Pues nada más frágil que la vida cotidiana que hoy llevamos. Nuestra existencia diaria se asienta sobre unos intangibles en los que pocas veces pensamos, precisamente porque sólo en algunas ocasiones fallan; aunque, cuando lo hacen, ocurre de un modo rotundo. Roma cayó por la fuerza penetrativa de los bárbaros contra sus fronteras, que tardo casi cien años en alcanzar un punto crítico de no retorno. Nuestra civilización tendrá si cabe un final más rápido y menos heroico, cuando las máquinas, simplemente, dejen de funcionar. Hemos puesto en ellas toda la confianza y la seguridad aparente en la que vivimos, pero eso ha hecho del vivir un asunto de enorme fragilidad. Basta un fallo para que los muros que nos protegen se resquebrajen y la vida civilizada vuelva al caos.

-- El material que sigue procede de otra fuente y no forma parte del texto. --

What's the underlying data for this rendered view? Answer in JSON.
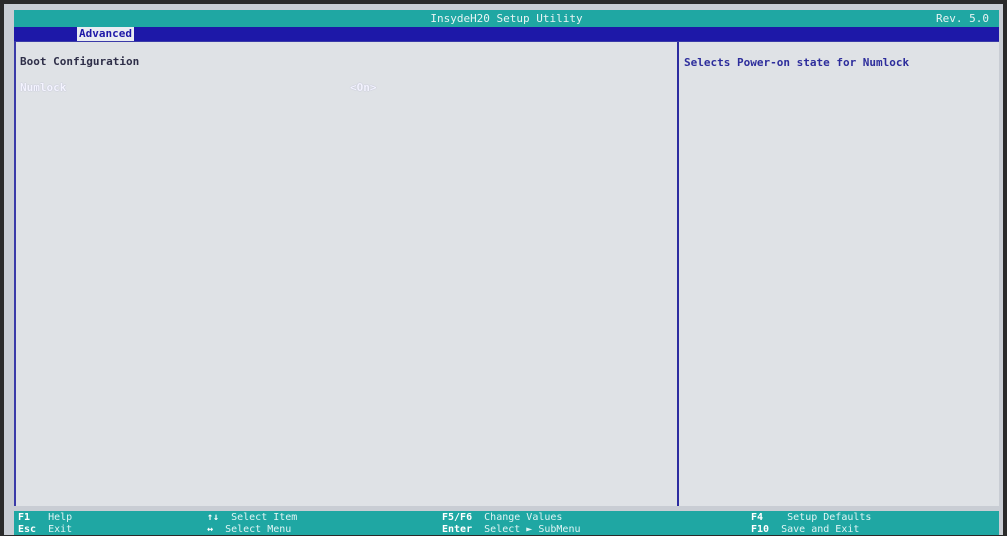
{
  "title": "InsydeH20 Setup Utility",
  "revision": "Rev. 5.0",
  "active_tab": "Advanced",
  "section_title": "Boot Configuration",
  "options": [
    {
      "label": "Numlock",
      "value": "<On>"
    }
  ],
  "help_text": "Selects Power-on state for Numlock",
  "footer": {
    "col1": [
      {
        "key": "F1",
        "desc": "Help"
      },
      {
        "key": "Esc",
        "desc": "Exit"
      }
    ],
    "col2": [
      {
        "key": "↑↓",
        "desc": "Select Item"
      },
      {
        "key": "↔",
        "desc": "Select Menu"
      }
    ],
    "col3": [
      {
        "key": "F5/F6",
        "desc": "Change Values"
      },
      {
        "key": "Enter",
        "desc": "Select ► SubMenu"
      }
    ],
    "col4": [
      {
        "key": "F4",
        "desc": "Setup Defaults"
      },
      {
        "key": "F10",
        "desc": "Save and Exit"
      }
    ]
  },
  "colors": {
    "title_bar": "#1fa7a3",
    "tab_bar": "#1d18a8",
    "panel_bg": "#dfe2e6",
    "help_text": "#2d2d9c"
  }
}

Ya no se necesita la fuerza telúrica de la naturaleza ni el avance imparable de las tropas enemigas; el cáncer que nos consume está dentro de nosotros mismos y es la ignorancia que ha generado la comodidad en que estamos aposentados. Ni por un momento se nos pasa por la cabeza que el apocalipsis pudiera iniciarse con un fallo en los sistemas que hacen funcionar la vida cotidiana, porque nos parece que alguien ya los ha tenido en cuenta y ha inventado estrategias para corregirlos y superarlos. Vivimos en la misma virtualidad con que el progreso ha ilusionado nuestras existencias, aferrándonos con desesperación al móvil y asomándonos con curiosidad a la ventana de nuestro ordenador. El progreso, que tanto nos da, ha hecho más frágil la vida y ha convertido en más incierta su continuidad. Pero no por el progreso en sí mismo, sino porque nos hemos convencido de que funciona sin nuestra colaboración.